Stand: 09.06.2009 | Archiv

Portrait | Bild: picture-alliance/dpa

"Zuweilen teilten wir uns auch freigebig von eigenen poetischen Schöpfungen mit (...). Wir vereinten uns auch, wie Virgils Hirten, zum poetischen Wettkampf. In meinem Zimmer hing ein französischer Kupferstich, "La cruche cassée". In den Figuren desselben glaubten wir ein trauriges Liebespärchen, eine keifende Mutter mit einem zerbrochenen Majolika-Kruge und einen großnasigen Richter zu erkennen. Für Wieland sollte diese Aufgabe zu einer Satire, für Kleist zu einem Lustspiele, für mich zu einer Erzählung werden – Kleists "Zerbrochner Krug" hat den Preis davon getragen." So schildert Heinrich Zschokke, der zu Beginn des Jahres 1802 in der Schweiz oft mit Kleist zusammen war, den Anstoß, den der Kupferstich von Jean-Jaques Le Veau – entstanden in Anlehnung an das Gemälde "Le juge de village" von Jean-Philibert Debucourt - zur Entstehung des Lustspiels gegeben hat. Gleichzeitig deutet sich hier biografisch an, was das gesamte kurze und tragisch endende Leben Kleists prägen sollte: Die Suche nach menschlicher Nähe, die ihm, wie hier im Zusammensein mit Zschokke und dem Sohn Wielands, immer nur kurzzeitig geschenkt wurde.
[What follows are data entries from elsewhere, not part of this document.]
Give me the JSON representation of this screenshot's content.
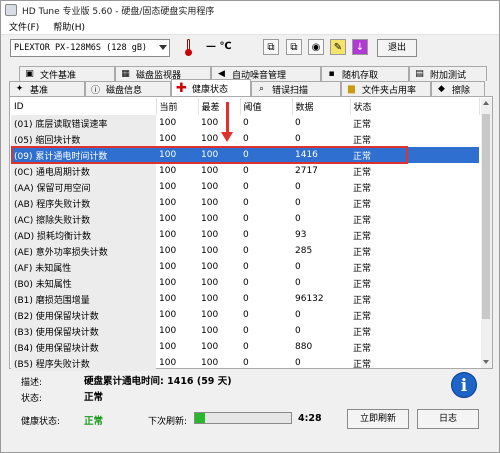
{
  "app": {
    "title": "HD Tune 专业版 5.60 - 硬盘/固态硬盘实用程序"
  },
  "menu": [
    "文件(F)",
    "帮助(H)"
  ],
  "toolbar": {
    "drive": "PLEXTOR PX-128M6S (128 gB)",
    "temperature": "— ℃",
    "exit_label": "退出"
  },
  "tabs_row1": [
    "文件基准",
    "磁盘监视器",
    "自动噪音管理",
    "随机存取",
    "附加测试"
  ],
  "tabs_row2": [
    "基准",
    "磁盘信息",
    "健康状态",
    "错误扫描",
    "文件夹占用率",
    "擦除"
  ],
  "columns": [
    "ID",
    "当前",
    "最差",
    "阈值",
    "数据",
    "状态"
  ],
  "rows": [
    [
      "(01) 底层读取错误速率",
      "100",
      "100",
      "0",
      "0",
      "正常"
    ],
    [
      "(05) 缩回块计数",
      "100",
      "100",
      "0",
      "0",
      "正常"
    ],
    [
      "(09) 累计通电时间计数",
      "100",
      "100",
      "0",
      "1416",
      "正常"
    ],
    [
      "(0C) 通电周期计数",
      "100",
      "100",
      "0",
      "2717",
      "正常"
    ],
    [
      "(AA) 保留可用空间",
      "100",
      "100",
      "0",
      "0",
      "正常"
    ],
    [
      "(AB) 程序失败计数",
      "100",
      "100",
      "0",
      "0",
      "正常"
    ],
    [
      "(AC) 擦除失败计数",
      "100",
      "100",
      "0",
      "0",
      "正常"
    ],
    [
      "(AD) 损耗均衡计数",
      "100",
      "100",
      "0",
      "93",
      "正常"
    ],
    [
      "(AE) 意外功率损失计数",
      "100",
      "100",
      "0",
      "285",
      "正常"
    ],
    [
      "(AF) 未知属性",
      "100",
      "100",
      "0",
      "0",
      "正常"
    ],
    [
      "(B0) 未知属性",
      "100",
      "100",
      "0",
      "0",
      "正常"
    ],
    [
      "(B1) 磨损范围增量",
      "100",
      "100",
      "0",
      "96132",
      "正常"
    ],
    [
      "(B2) 使用保留块计数",
      "100",
      "100",
      "0",
      "0",
      "正常"
    ],
    [
      "(B3) 使用保留块计数",
      "100",
      "100",
      "0",
      "0",
      "正常"
    ],
    [
      "(B4) 使用保留块计数",
      "100",
      "100",
      "0",
      "880",
      "正常"
    ],
    [
      "(B5) 程序失败计数",
      "100",
      "100",
      "0",
      "0",
      "正常"
    ]
  ],
  "selected_row": 2,
  "footer": {
    "desc_label": "描述:",
    "desc_value": "硬盘累计通电时间: 1416 (59 天)",
    "status_label": "状态:",
    "status_value": "正常",
    "health_label": "健康状态:",
    "health_value": "正常",
    "next_label": "下次刷新:",
    "next_time": "4:28",
    "refresh_label": "立即刷新",
    "log_label": "日志",
    "progress": 0.1
  },
  "colors": {
    "accent": "#2f6fd0",
    "highlight": "#e0322d",
    "ok": "#1a9a1a"
  }
}
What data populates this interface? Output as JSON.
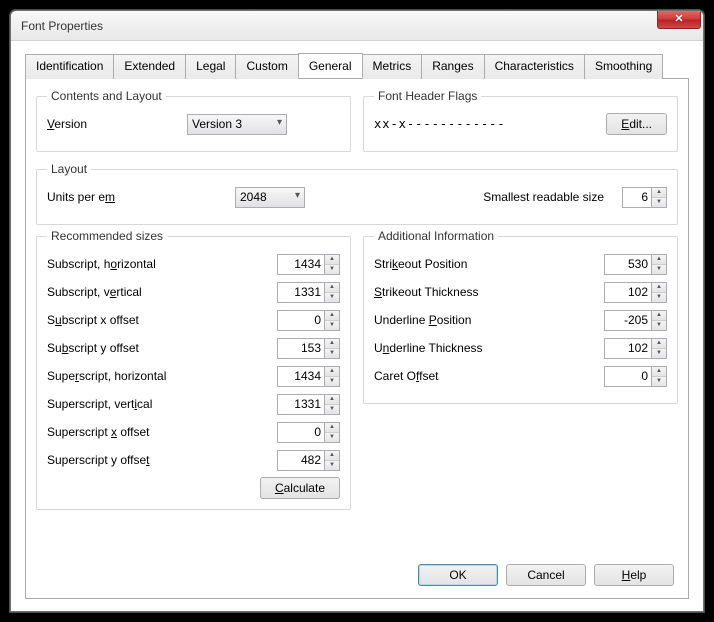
{
  "window": {
    "title": "Font Properties"
  },
  "tabs": [
    "Identification",
    "Extended",
    "Legal",
    "Custom",
    "General",
    "Metrics",
    "Ranges",
    "Characteristics",
    "Smoothing"
  ],
  "activeTab": "General",
  "contents": {
    "legend": "Contents and Layout",
    "versionLabel": "Version",
    "versionValue": "Version 3"
  },
  "headerFlags": {
    "legend": "Font Header Flags",
    "flags": "xx-x------------",
    "editLabel": "Edit..."
  },
  "layout": {
    "legend": "Layout",
    "unitsLabel": "Units per em",
    "unitsValue": "2048",
    "smallestLabel": "Smallest readable size",
    "smallestValue": "6"
  },
  "recommended": {
    "legend": "Recommended sizes",
    "rows": [
      {
        "label": "Subscript, horizontal",
        "value": "1434"
      },
      {
        "label": "Subscript, vertical",
        "value": "1331"
      },
      {
        "label": "Subscript x offset",
        "value": "0"
      },
      {
        "label": "Subscript y offset",
        "value": "153"
      },
      {
        "label": "Superscript, horizontal",
        "value": "1434"
      },
      {
        "label": "Superscript, vertical",
        "value": "1331"
      },
      {
        "label": "Superscript x offset",
        "value": "0"
      },
      {
        "label": "Superscript y offset",
        "value": "482"
      }
    ],
    "calculateLabel": "Calculate"
  },
  "additional": {
    "legend": "Additional Information",
    "rows": [
      {
        "label": "Strikeout Position",
        "value": "530"
      },
      {
        "label": "Strikeout Thickness",
        "value": "102"
      },
      {
        "label": "Underline Position",
        "value": "-205"
      },
      {
        "label": "Underline Thickness",
        "value": "102"
      },
      {
        "label": "Caret Offset",
        "value": "0"
      }
    ]
  },
  "buttons": {
    "ok": "OK",
    "cancel": "Cancel",
    "help": "Help"
  }
}
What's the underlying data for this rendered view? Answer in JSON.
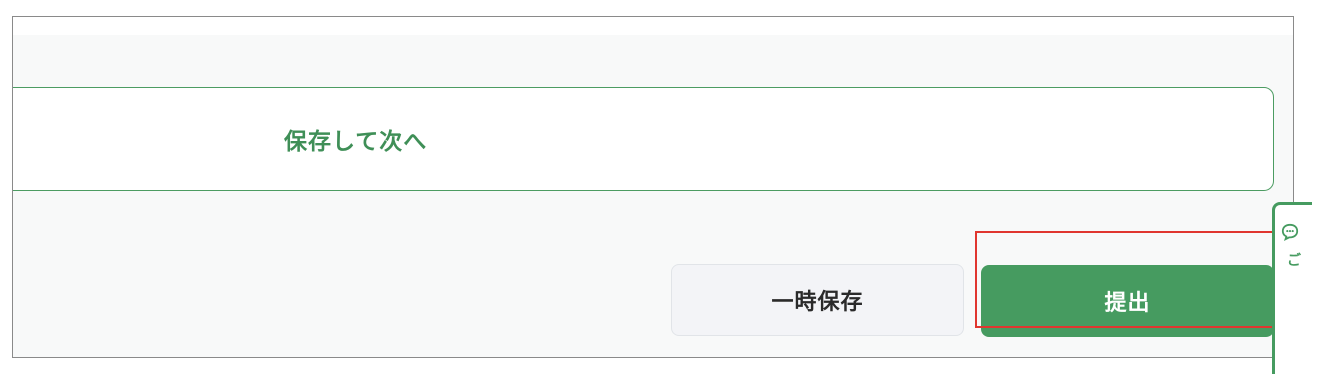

Im Zusammenhang mit seiner Arbeit an seinem immer wieder von ihm verworfenen und Fragment gebliebenen Drama "Robert Guiskard" beschäftigte sich 1803 der, sich wieder einmal in großer finanzieller Not befindende, Dichter mit "König Ödipus" von Sophokles. Dieses ihm in der Übersetzung von Johann Jakob Steinbrüchel vorliegende antike Drama bestimmte wohl die dramaturgische Konzeption des Lustspiels: Vor den Zuschauern werden allmählich die Zusammenhänge, wie in einem Kriminalroman, enthüllt. Auch der Klumpfuß des Dorfrichters kann in Zusammenhang mit dem Namen Ödipus, der übersetzt "Schwellfuß" bedeutet, gesehen werden. Die Arbeit an seinem Theaterstück, das er schon bei seinem Aufenthalt in der Schweiz begonnen hatte, sollte ihn, immer wieder durch andere Projekte unterbrochen, mehrere Jahre beschäftigen. Er erwähnt das Stück erstmals 1805 in einem Brief an Christian von Massenbach. Ob das Werk zu dieser Zeit schon vollständig vorlag, lässt sich jedoch nicht mehr feststellen.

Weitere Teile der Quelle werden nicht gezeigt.